Despite announcing that Tesla had sold 75% of its Bitcoin holdings in Q2, CEO Elon Musk disclosed in a quarterly investor call that the company also held Dogecoin and had not sold any of those holdings.
“We have not sold any of our Dogecoin; we still have it,” Musk said in the call.
Musk has detailed in the past that he personally owns Dogecoin but has not indicated that Tesla does, though the electric car company has been accepting Doge payments for some merchandise on their website. It’s unclear whether the company has simply been holding on to the tokens used for merch purchases or has made dedicated buys of the dog-themed “joke” cryptocurrency that Musk has repeatedly voiced his support for on Twitter.
The company disclosed that it currently owns $218 million worth of digital assets after selling $963 million worth of Bitcoin. The bulk of that $218 million is likely its remaining Bitcoin.
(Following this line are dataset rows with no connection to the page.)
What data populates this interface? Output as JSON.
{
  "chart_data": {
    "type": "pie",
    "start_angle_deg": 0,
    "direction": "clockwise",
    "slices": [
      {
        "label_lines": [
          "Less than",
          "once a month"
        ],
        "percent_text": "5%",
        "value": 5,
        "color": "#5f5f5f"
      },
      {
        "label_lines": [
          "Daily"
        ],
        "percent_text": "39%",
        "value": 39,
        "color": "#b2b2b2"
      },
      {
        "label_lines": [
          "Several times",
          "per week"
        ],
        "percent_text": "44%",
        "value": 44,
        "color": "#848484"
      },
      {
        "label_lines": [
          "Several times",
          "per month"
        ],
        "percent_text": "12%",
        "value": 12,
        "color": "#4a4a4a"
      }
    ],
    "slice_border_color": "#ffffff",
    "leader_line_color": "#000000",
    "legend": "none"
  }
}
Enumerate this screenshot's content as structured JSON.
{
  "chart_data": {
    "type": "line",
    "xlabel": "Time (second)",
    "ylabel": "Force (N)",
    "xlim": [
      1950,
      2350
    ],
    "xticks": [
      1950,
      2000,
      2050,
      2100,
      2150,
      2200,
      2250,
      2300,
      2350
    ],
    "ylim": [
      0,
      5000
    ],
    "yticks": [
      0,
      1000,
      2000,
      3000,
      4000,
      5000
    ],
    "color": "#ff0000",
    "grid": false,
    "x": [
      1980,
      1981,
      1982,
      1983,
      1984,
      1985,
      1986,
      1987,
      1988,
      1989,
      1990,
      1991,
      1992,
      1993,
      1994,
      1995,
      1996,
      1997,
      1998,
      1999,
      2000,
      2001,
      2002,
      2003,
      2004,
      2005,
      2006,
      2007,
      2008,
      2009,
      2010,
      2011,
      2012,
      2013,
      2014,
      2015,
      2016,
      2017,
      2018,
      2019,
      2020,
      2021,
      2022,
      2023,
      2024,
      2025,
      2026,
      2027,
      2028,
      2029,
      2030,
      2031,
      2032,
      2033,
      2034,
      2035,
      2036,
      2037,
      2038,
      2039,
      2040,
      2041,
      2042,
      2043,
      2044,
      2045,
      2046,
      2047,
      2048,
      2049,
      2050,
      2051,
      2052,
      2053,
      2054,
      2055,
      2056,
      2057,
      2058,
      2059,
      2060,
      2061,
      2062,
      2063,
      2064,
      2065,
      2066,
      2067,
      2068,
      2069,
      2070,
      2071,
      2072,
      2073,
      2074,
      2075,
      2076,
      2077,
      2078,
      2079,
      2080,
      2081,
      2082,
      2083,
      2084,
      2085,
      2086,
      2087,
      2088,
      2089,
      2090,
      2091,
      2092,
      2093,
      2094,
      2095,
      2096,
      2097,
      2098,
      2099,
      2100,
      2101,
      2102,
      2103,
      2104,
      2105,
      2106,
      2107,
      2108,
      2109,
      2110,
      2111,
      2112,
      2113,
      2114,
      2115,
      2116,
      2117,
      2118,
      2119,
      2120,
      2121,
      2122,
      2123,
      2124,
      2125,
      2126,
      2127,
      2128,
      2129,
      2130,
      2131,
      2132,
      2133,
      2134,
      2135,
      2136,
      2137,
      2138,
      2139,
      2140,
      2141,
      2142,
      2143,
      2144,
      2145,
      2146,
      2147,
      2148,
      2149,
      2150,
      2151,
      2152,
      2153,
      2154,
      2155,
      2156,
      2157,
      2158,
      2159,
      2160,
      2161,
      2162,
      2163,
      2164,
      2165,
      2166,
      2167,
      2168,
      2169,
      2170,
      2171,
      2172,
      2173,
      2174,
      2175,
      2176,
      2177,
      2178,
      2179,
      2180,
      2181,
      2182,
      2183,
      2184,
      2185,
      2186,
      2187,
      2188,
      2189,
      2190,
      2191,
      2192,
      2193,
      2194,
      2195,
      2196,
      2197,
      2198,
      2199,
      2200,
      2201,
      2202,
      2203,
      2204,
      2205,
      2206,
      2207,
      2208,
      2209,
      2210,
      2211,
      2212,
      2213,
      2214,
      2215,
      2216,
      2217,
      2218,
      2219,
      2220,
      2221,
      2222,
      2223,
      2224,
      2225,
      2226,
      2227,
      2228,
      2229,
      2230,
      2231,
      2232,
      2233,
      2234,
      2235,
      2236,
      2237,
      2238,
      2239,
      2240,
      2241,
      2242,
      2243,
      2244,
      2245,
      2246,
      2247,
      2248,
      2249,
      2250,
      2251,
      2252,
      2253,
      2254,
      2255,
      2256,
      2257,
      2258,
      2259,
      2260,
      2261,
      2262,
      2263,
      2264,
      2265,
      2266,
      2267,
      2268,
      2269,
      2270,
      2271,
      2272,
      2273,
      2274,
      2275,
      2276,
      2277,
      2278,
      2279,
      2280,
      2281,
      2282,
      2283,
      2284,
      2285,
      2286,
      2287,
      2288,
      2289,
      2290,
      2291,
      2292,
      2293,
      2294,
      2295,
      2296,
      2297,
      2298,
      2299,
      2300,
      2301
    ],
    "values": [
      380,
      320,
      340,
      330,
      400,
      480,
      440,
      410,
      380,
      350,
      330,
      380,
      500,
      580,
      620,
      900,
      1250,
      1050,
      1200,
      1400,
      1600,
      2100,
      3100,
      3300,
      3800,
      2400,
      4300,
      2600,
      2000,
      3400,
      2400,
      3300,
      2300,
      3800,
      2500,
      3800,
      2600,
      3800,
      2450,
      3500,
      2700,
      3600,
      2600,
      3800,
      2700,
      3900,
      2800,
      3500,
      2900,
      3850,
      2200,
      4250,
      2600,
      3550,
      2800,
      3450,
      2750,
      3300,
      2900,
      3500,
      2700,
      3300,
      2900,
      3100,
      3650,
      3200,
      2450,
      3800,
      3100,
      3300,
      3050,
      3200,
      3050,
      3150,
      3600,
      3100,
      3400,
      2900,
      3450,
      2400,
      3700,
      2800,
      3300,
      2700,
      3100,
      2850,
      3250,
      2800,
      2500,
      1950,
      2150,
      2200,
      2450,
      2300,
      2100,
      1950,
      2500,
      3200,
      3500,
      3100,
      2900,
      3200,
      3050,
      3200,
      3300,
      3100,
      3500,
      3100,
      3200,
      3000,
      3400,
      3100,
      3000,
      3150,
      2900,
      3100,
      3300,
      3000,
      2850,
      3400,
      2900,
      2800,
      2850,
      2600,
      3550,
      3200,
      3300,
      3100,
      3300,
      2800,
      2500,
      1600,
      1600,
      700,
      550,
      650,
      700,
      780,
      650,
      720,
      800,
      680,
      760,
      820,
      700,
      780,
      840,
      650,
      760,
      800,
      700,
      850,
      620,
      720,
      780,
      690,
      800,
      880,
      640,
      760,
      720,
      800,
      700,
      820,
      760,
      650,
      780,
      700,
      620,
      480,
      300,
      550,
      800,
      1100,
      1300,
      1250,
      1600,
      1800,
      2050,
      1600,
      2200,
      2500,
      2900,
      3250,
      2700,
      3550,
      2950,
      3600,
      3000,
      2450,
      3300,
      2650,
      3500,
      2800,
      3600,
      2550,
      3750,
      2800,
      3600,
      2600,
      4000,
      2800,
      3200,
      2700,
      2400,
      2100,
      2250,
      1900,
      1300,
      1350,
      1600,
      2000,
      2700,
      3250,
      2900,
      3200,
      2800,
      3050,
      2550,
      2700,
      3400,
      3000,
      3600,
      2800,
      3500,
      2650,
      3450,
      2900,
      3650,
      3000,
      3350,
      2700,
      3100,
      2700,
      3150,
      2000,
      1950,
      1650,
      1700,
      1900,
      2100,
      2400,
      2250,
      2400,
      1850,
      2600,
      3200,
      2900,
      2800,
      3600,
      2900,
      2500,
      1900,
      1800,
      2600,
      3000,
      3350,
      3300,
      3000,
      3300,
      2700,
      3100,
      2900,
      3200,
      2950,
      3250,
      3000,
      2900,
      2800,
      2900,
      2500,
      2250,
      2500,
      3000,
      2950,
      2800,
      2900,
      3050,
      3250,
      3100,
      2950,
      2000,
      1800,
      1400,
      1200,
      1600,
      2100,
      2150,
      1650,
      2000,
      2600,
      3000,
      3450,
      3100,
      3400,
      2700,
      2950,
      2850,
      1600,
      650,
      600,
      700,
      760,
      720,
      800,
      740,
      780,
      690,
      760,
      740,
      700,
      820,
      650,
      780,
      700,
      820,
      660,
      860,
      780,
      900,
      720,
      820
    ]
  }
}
Tesla reportedly had around 42,000 Bitcoin heading into the second quarter, so after selling 75% of them, it should have had around 10,500 at the end of the quarter. Now, to determine exactly how much of that total holding is Bitcoin, we’d have to know exactly when the snapshot was taken. It was assumedly taken sometime the last day of June when fiscal Q2 ended, so 1 Bitcoin would have been trading for between $18,750 and $20,300 throughout the day, which at 10,500 coins would mean that around $197 million to $213 million of its total “digital assets” would be in Bitcoin.
That napkin math leaves a much smaller amount of room left for Dogecoin holdings, though perhaps still a healthy amount to have been made solely on merchandise sales. Tesla has not disclosed holding any major cryptocurrencies other than Bitcoin and, now, Dogecoin.